My friend looked at the patch, which was held on with band-aids, and asked her if she had peeled off the backing on the patch.
"What backing?"
Problem solved. After explaining that the plastic patch backing had to be peeled off, and then applied to clean, dry skin, and then pressed on with the hand for thirty seconds or so, the woman ripped off the band aids and applied it correctly.
By the following week the scenes had stopped, and the woman's behavior greatly improved for the rest of the school year.
So I just want to suggest that any psychiatrist who prescribes an estradiol patch should demonstrate application techniques to the patient, or to whomever handles the patient's medication.
Probably a good idea to demonstrate how to apply the estradiol gel, too, just to be safe.
Got a phone call yesterday from a friend worried about her mother, who is in the hospital. This 82 year old lady has multiple health issues, among them an enlarged heart and cardiac arrhythmia problems. In simple terms, her heart has had to work too hard and gotten too big, and the electrical signals that should make her heart beat normally are not firing properly. It's a lot like having an electricity problem at home, where the lights keep flickering on and off instead of staying steady. Usually, the doctors will operate and put in a small machine that will ensure that the heart electrical system works correctly, but this woman, Madam X, might not survive such an operation. Many other medications that might help her had to be ruled out because of her kidney problems.
Her doctor, being a very smart cardiologist indeed, knew that there was a simple, non-invasive treatment that would improve her heart rhythms, relax the veins and arteries to take the pressure off of her heart, and would improve the muscle function of the heart. This medication is the same stuff that her body made when it was younger, so it won't cause any liver or kidney problems, and is relatively inexpensive. I'll even give you a really big clue-it will help improve her bladder control and incontinence problems. Give up?
Estradiol. The primary female hormone made by the ovaries before menopause.
Madame X uses an estradiol patch on her arm twice a week, and has not had cardiac arrhythmia problems since she started using it.
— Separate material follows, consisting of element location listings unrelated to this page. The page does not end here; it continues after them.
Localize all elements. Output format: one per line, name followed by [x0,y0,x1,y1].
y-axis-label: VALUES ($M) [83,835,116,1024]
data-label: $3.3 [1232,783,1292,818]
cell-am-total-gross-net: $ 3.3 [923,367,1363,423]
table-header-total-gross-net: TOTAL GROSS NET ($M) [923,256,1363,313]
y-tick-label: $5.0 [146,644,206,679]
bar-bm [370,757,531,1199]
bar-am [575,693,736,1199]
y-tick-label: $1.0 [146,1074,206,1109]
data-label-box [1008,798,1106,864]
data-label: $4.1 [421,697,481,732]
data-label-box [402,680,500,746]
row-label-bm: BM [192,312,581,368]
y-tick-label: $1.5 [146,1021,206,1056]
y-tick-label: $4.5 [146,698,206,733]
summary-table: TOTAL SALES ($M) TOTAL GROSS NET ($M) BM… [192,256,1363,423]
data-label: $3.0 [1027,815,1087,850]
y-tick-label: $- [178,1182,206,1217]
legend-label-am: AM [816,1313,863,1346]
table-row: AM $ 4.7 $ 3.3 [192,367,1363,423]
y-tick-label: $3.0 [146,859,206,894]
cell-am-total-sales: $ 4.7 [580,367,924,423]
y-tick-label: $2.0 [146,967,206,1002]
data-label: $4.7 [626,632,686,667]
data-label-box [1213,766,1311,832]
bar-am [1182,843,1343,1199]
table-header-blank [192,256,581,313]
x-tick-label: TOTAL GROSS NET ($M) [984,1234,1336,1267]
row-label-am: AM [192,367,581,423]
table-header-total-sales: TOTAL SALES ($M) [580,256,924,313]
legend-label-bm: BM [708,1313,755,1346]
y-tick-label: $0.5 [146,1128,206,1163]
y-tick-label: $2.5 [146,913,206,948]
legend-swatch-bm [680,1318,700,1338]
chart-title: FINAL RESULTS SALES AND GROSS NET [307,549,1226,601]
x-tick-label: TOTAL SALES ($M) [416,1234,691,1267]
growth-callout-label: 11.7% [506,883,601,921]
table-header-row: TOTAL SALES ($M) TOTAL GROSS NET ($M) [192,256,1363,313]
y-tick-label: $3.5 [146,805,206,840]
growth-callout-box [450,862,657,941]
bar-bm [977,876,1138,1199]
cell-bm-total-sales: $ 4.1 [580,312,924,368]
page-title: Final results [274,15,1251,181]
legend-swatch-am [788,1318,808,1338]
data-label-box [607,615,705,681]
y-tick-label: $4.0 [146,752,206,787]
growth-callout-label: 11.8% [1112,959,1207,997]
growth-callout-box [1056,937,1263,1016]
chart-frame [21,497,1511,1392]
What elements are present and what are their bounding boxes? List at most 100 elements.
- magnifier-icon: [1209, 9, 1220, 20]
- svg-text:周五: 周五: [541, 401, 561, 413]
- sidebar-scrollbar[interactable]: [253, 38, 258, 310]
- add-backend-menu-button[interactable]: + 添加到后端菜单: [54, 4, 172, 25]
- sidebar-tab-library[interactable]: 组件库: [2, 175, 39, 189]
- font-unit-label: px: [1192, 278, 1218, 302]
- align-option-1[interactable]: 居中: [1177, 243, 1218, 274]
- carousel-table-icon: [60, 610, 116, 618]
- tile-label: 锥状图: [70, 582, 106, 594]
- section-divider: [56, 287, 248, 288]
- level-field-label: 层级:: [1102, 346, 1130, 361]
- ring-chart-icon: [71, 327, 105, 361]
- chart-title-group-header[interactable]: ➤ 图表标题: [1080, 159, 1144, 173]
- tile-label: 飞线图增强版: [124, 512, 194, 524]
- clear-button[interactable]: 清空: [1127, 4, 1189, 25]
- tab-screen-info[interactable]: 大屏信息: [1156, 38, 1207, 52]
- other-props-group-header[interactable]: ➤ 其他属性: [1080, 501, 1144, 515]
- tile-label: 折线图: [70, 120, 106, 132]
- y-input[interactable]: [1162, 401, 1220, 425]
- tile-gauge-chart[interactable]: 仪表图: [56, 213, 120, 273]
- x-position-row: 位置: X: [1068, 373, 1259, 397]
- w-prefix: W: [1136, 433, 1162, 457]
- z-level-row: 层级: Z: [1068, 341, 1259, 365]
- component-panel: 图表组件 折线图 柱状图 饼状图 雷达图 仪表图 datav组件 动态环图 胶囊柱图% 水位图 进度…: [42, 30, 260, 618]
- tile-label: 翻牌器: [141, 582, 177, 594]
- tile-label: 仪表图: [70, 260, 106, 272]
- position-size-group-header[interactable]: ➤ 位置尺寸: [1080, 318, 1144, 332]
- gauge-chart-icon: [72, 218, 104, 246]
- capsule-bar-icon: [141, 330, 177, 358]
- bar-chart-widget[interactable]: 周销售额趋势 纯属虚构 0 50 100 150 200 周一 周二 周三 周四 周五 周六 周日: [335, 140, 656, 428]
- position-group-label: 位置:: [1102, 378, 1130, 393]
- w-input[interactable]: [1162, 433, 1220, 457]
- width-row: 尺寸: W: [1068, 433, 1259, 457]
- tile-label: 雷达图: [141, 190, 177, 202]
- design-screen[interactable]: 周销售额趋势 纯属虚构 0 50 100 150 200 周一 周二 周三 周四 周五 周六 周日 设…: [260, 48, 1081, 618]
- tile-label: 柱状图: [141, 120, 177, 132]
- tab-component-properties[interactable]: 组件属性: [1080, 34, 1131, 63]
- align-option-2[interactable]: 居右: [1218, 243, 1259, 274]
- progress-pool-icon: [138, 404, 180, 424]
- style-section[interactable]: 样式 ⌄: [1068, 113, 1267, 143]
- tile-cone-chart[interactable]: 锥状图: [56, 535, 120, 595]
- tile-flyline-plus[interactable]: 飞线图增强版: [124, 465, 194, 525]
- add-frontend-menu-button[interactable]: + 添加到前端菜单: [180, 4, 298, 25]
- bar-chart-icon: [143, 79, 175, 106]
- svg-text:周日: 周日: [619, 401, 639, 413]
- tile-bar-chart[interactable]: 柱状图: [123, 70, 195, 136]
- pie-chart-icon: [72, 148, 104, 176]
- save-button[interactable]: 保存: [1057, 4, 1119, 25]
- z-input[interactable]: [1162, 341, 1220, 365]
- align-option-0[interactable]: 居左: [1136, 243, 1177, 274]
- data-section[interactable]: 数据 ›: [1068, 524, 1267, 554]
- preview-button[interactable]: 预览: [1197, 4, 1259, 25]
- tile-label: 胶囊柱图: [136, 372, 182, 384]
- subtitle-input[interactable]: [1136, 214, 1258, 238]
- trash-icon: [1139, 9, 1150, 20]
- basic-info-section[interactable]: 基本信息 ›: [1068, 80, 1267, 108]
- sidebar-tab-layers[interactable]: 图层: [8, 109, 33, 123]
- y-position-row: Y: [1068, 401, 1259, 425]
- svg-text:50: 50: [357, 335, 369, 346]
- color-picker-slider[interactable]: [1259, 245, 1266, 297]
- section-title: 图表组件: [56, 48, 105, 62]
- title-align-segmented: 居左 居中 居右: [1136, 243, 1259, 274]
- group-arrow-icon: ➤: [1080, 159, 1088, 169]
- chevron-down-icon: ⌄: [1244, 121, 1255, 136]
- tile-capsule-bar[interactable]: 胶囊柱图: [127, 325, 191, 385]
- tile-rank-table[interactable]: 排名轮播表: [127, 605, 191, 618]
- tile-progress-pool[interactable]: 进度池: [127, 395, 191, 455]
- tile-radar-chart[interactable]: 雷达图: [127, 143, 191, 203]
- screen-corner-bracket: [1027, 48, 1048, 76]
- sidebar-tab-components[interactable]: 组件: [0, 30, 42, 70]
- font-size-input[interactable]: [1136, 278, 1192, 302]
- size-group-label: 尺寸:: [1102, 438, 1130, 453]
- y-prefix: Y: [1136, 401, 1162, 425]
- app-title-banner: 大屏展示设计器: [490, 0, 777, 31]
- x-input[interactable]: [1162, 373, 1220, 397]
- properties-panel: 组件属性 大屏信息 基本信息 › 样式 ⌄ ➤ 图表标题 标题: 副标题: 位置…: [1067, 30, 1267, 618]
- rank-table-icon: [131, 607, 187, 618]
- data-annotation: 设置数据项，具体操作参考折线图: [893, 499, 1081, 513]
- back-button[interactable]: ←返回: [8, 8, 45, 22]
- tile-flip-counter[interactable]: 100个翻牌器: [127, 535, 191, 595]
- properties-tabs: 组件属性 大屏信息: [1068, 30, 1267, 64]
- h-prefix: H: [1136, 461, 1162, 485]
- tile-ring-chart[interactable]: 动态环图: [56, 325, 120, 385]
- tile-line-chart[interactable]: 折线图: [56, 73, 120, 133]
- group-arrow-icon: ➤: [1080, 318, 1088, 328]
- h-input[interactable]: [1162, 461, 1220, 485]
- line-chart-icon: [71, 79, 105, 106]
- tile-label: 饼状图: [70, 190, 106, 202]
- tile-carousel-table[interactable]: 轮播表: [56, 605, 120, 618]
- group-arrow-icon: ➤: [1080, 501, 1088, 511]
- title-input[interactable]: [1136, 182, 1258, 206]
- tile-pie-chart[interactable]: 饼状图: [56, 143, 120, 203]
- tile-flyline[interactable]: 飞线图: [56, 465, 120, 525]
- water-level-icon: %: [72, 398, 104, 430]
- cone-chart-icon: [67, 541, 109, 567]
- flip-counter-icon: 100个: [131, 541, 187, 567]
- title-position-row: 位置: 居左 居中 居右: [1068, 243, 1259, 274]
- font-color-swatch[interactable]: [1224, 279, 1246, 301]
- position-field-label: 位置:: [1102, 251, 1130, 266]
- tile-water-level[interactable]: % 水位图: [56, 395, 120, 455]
At 82 years of age, this is not about hormone replacement therapy, but about finding the best treatment for her personal health problems. During the recent health crisis, the hospital removed her from all medications while it tried to figure out the source of her kidney problems-this is standard protocol with sound science to back it up. However, the loss of her estradiol patch nearly killed her as her blood pressure dropped and she developed heart arrythmias. After intervention from her cardiologist, her estradiol patch was replaced, and within hours her heart rhythm settled back down again. From a humane point of view, this was much less scary for an elderly, confused woman than a bunch of heart machines. From a cost point of view, this was thousands of dollars cheaper. She's feeling a lot better today. They will send her, with her estradiol patches, to a rehab facility in a day or two.
Want to read the research? Here's a list of selected research citations about cardiac arrhythmiasfrom the government research database, PubMed:
http://www.ncbi.nlm.nih.gov/pubmed?Db=pubmed&DbFrom=pubmed&Cmd=Link&LinkName=pubmed_pubmed&IdsFromResult=20004189
Selected research about the effects of estradiol on the urinary tract is here:
http://www.ncbi.nlm.nih.gov/pubmed?Db=pubmed&DbFrom=pubmed&Cmd=Link&LinkName=pubmed_pubmed&IdsFromResu
Dr. Elizabeth Lee Vliet, who specializes in women's health, has some similar stories in her books, Screaming To Be Heard, and It's My Ovaries, Stupid. Those stories, about young women with cardiac problems, deserve a separate post, though.